La agarré con fuerza, pegándola a mi costado, y comencé a ascender la montaña, mientras veía cómo a lo lejos la cima se alzaba majestuosa, pero también cauta; como pidiéndome perdón por colarse entre mis pupilas de aquella forma tan genuina. Continué caminando mientras esquivaba piedras fijas y algunas traviesas.
Pero aquel suelo comenzó a torcernos el gesto, volviéndose cada vez más abrupto, y haciendo que la pendiente se inclinara por momentos, mientras yo seguía sosteniéndola con ímpetu sobre mi costado. La pendiente acabó imponiendo su ley, haciendo que chocara una y otra vez contra el suelo, e impidiéndome avanzar. La coloqué sobre mi espalda y, encorvándome, me preparé para recorrer el último tramo de la montaña. El sudor caía por mi frente para desvanecerse en el suelo instantes después, mientras yo comenzaba a sentir mi espalda ensangrentada y mi aliento desacompasado. Estaba exhausto. Un último impulso hizo que pudiera llegar hasta la cima sin desfallecer. El esfuerzo había valido la pena.
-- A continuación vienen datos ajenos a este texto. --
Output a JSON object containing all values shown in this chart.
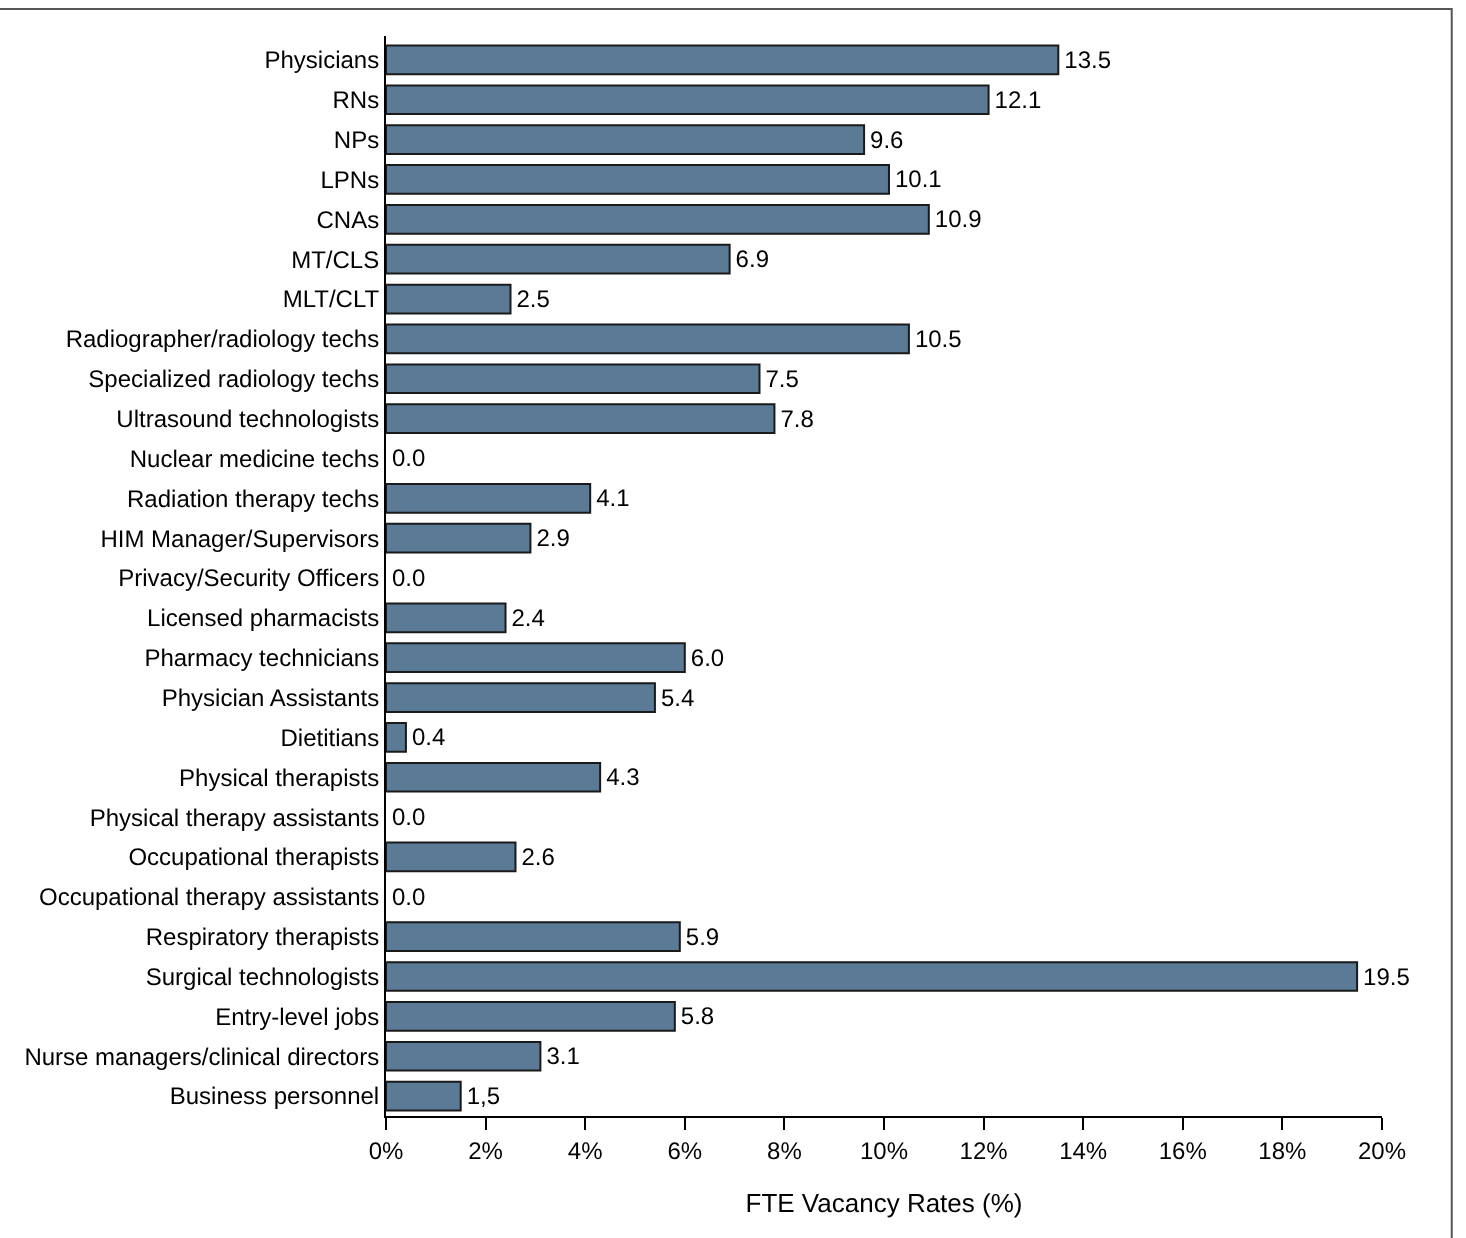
{
  "chart_data": {
    "type": "bar",
    "orientation": "horizontal",
    "xlabel": "FTE Vacancy Rates (%)",
    "categories": [
      "Physicians",
      "RNs",
      "NPs",
      "LPNs",
      "CNAs",
      "MT/CLS",
      "MLT/CLT",
      "Radiographer/radiology techs",
      "Specialized radiology techs",
      "Ultrasound technologists",
      "Nuclear medicine techs",
      "Radiation therapy techs",
      "HIM Manager/Supervisors",
      "Privacy/Security Officers",
      "Licensed pharmacists",
      "Pharmacy technicians",
      "Physician Assistants",
      "Dietitians",
      "Physical therapists",
      "Physical therapy assistants",
      "Occupational therapists",
      "Occupational therapy assistants",
      "Respiratory therapists",
      "Surgical technologists",
      "Entry-level jobs",
      "Nurse managers/clinical directors",
      "Business personnel"
    ],
    "values": [
      13.5,
      12.1,
      9.6,
      10.1,
      10.9,
      6.9,
      2.5,
      10.5,
      7.5,
      7.8,
      0.0,
      4.1,
      2.9,
      0.0,
      2.4,
      6.0,
      5.4,
      0.4,
      4.3,
      0.0,
      2.6,
      0.0,
      5.9,
      19.5,
      5.8,
      3.1,
      1.5
    ],
    "value_labels": [
      "13.5",
      "12.1",
      "9.6",
      "10.1",
      "10.9",
      "6.9",
      "2.5",
      "10.5",
      "7.5",
      "7.8",
      "0.0",
      "4.1",
      "2.9",
      "0.0",
      "2.4",
      "6.0",
      "5.4",
      "0.4",
      "4.3",
      "0.0",
      "2.6",
      "0.0",
      "5.9",
      "19.5",
      "5.8",
      "3.1",
      "1,5"
    ],
    "color": "#5a7a96",
    "xlim": [
      0,
      20
    ],
    "xticks": [
      {
        "value": 0,
        "label": "0%"
      },
      {
        "value": 2,
        "label": "2%"
      },
      {
        "value": 4,
        "label": "4%"
      },
      {
        "value": 6,
        "label": "6%"
      },
      {
        "value": 8,
        "label": "8%"
      },
      {
        "value": 10,
        "label": "10%"
      },
      {
        "value": 12,
        "label": "12%"
      },
      {
        "value": 14,
        "label": "14%"
      },
      {
        "value": 16,
        "label": "16%"
      },
      {
        "value": 18,
        "label": "18%"
      },
      {
        "value": 20,
        "label": "20%"
      }
    ],
    "legend": false
  }
}
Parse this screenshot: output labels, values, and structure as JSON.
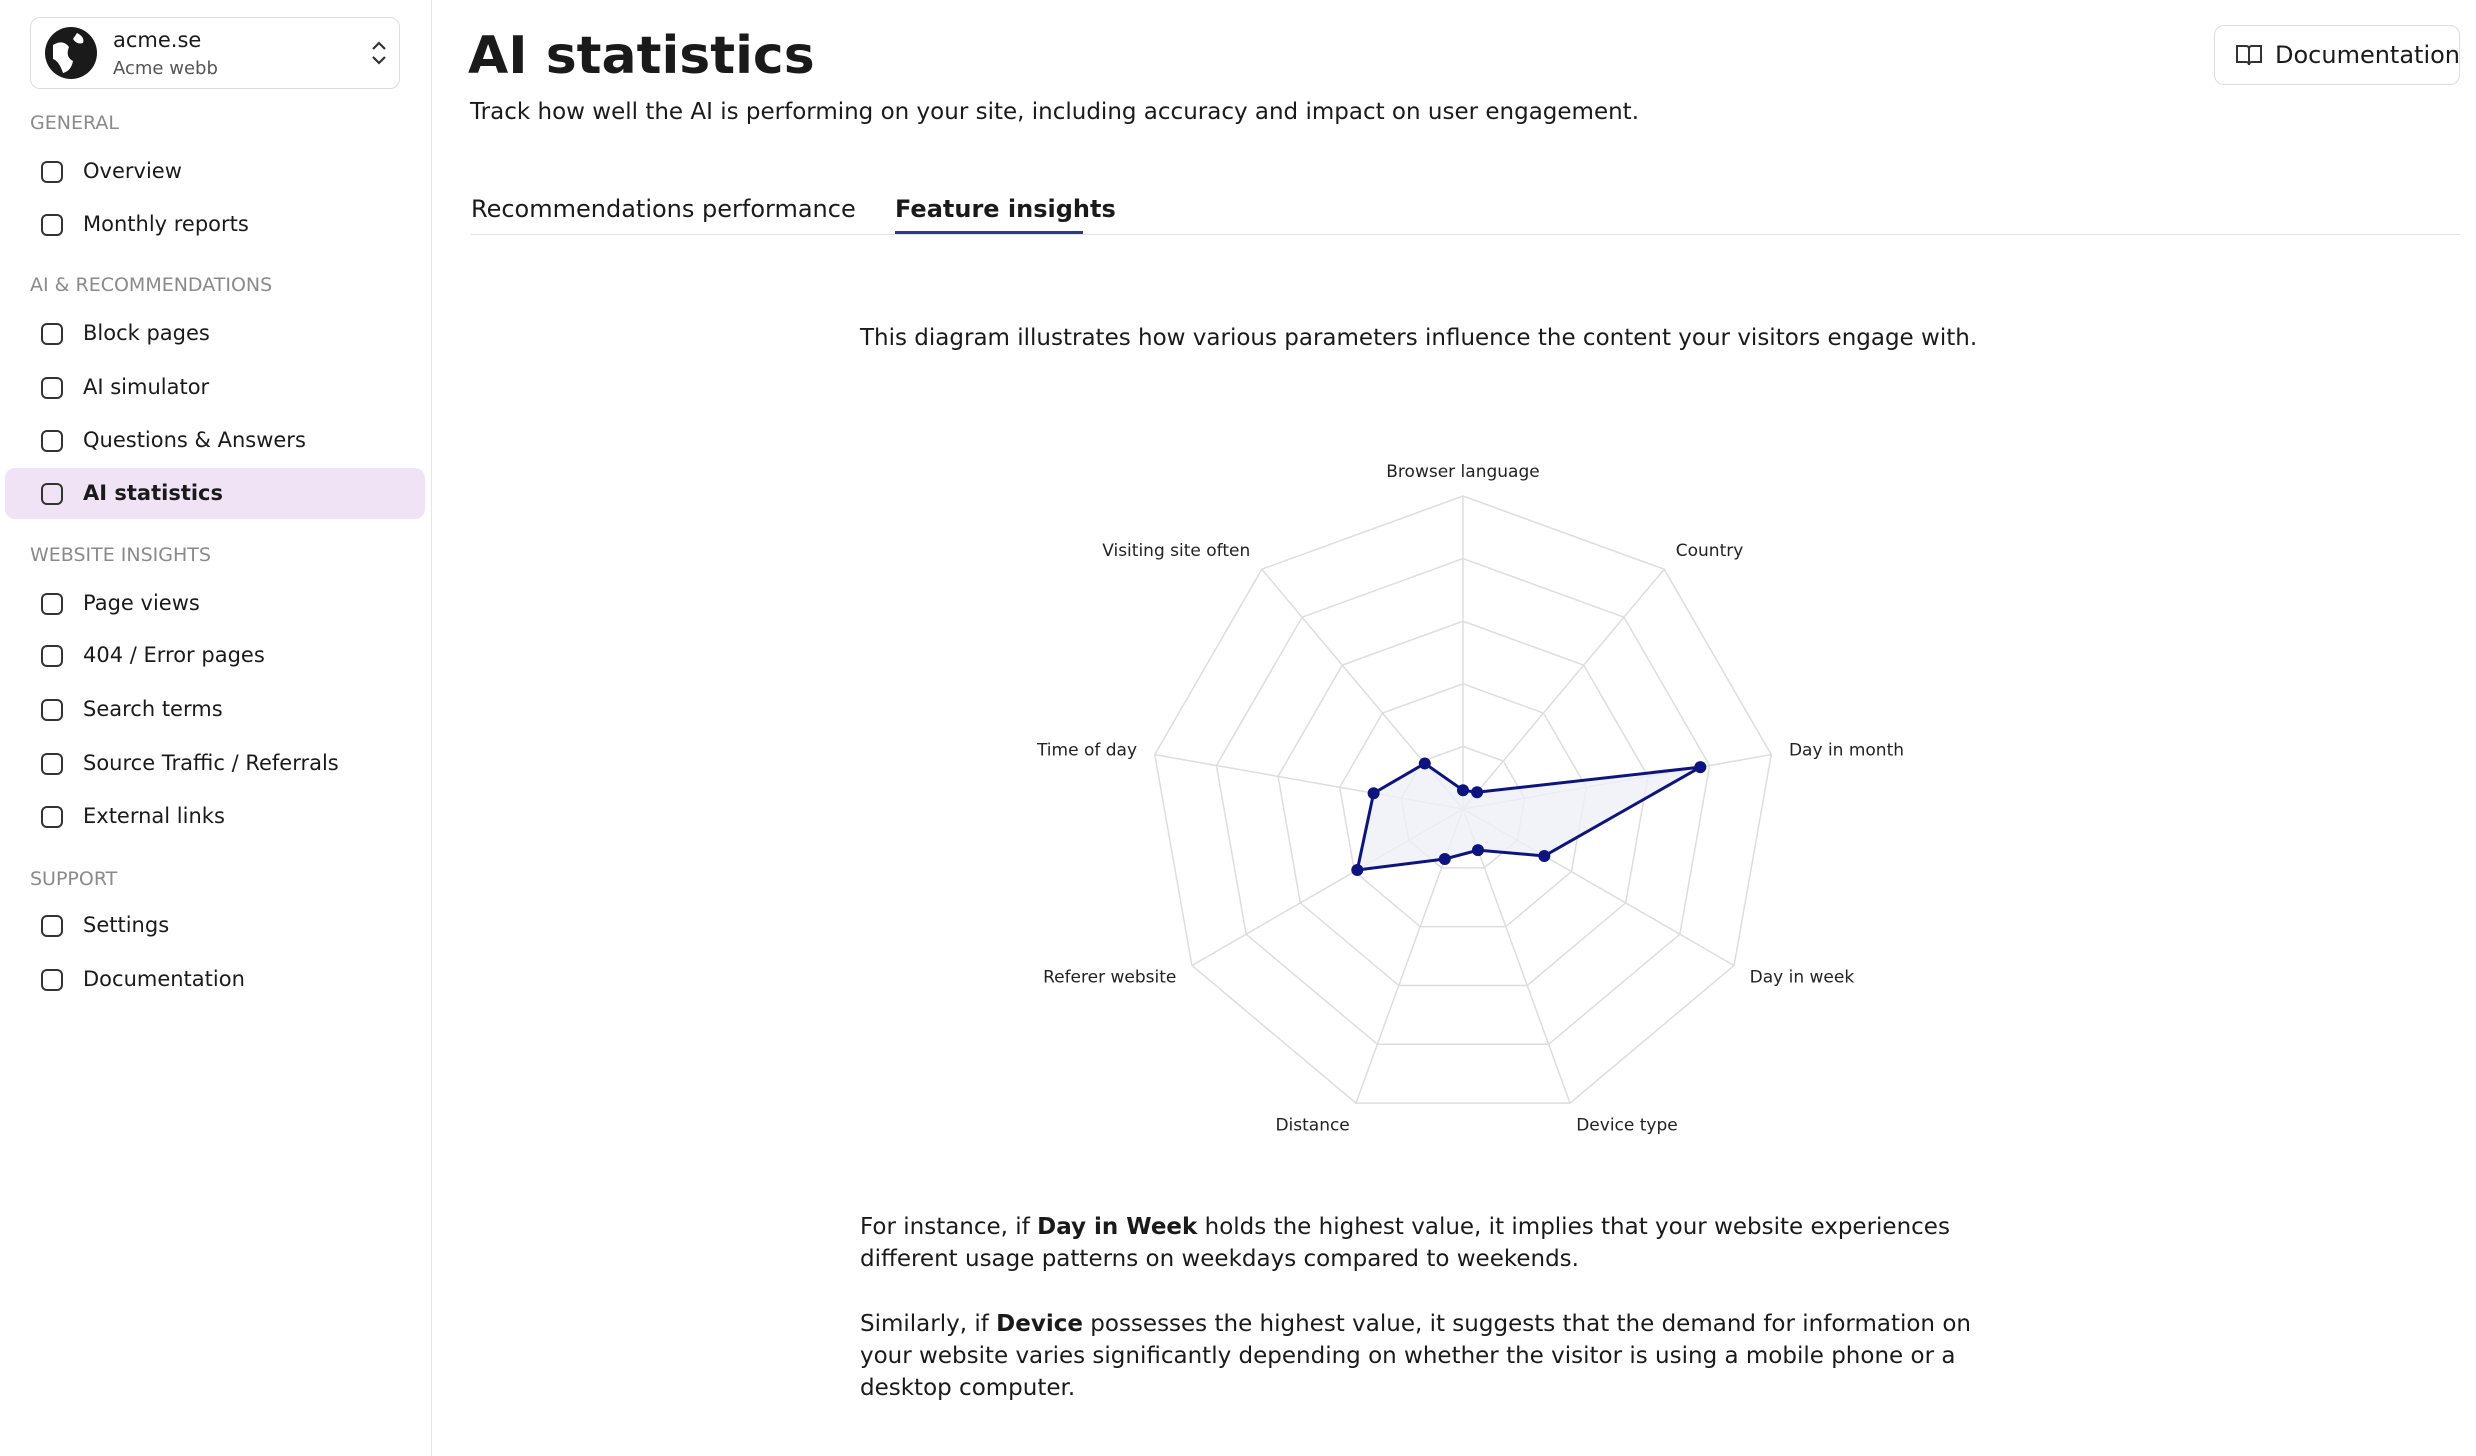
{
  "sidebar": {
    "org_name": "acme.se",
    "org_sub": "Acme webb",
    "sections": [
      {
        "title": "GENERAL",
        "items": [
          "Overview",
          "Monthly reports"
        ]
      },
      {
        "title": "AI & RECOMMENDATIONS",
        "items": [
          "Block pages",
          "AI simulator",
          "Questions & Answers",
          "AI statistics"
        ]
      },
      {
        "title": "WEBSITE INSIGHTS",
        "items": [
          "Page views",
          "404 / Error pages",
          "Search terms",
          "Source Traffic / Referrals",
          "External links"
        ]
      },
      {
        "title": "SUPPORT",
        "items": [
          "Settings",
          "Documentation"
        ]
      }
    ]
  },
  "header": {
    "title": "AI statistics",
    "subtitle": "Track how well the AI is performing on your site, including accuracy and impact on user engagement.",
    "button": "Documentation"
  },
  "tabs": [
    "Recommendations performance",
    "Feature insights"
  ],
  "description": "This diagram illustrates how various parameters influence the content your visitors engage with.",
  "chart_data": {
    "type": "radar",
    "categories": [
      "Browser language",
      "Country",
      "Day in month",
      "Day in week",
      "Device type",
      "Distance",
      "Referer website",
      "Time of day",
      "Visiting site often"
    ],
    "values": [
      0.06,
      0.07,
      0.77,
      0.3,
      0.14,
      0.17,
      0.39,
      0.29,
      0.19
    ],
    "rlim": [
      0,
      1
    ],
    "rticks": [
      0.2,
      0.4,
      0.6,
      0.8,
      1
    ],
    "color": "#0d1480",
    "fill": "#eef0f8",
    "grid_color": "#dddddd"
  },
  "paragraphs": [
    [
      "For instance, if ",
      "Day in Week",
      " holds the highest value, it implies that your website experiences different usage patterns on weekdays compared to weekends."
    ],
    [
      "Similarly, if ",
      "Device",
      " possesses the highest value, it suggests that the demand for information on your website varies significantly depending on whether the visitor is using a mobile phone or a desktop computer."
    ]
  ]
}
La bajé de mi espalda, la coloqué sobre la superficie más llana, y la abrí. Cada vez estaba más cerca. Puse aquella desgastada suela sobre el primer peldaño, para subir con cuidado uno tras otro, sin apenas ayudarme de las manos. Pude llegar hasta el último, manteniendo el equilibrio a duras penas. Al instante cerré los ojos, alcé los brazos y te ofrecí mi abrazo.
—Eres el marido de Beatriz, ¿verdad?
—Sí, soy yo. ¿Qué le ocurre, doctor?
—Cáncer. De verdad que lo siento. Haremos todo lo posible por ayudarla.
Cuando abras esta carta, sabrás que lo único que tienes que hacer es sentarte en el borde de la nube, cerrar los ojos y mirar hacia abajo. Me verás sobre una escalera, tratando de acercarme a ti. El resto ya no depende de nosotros; solo del tiempo.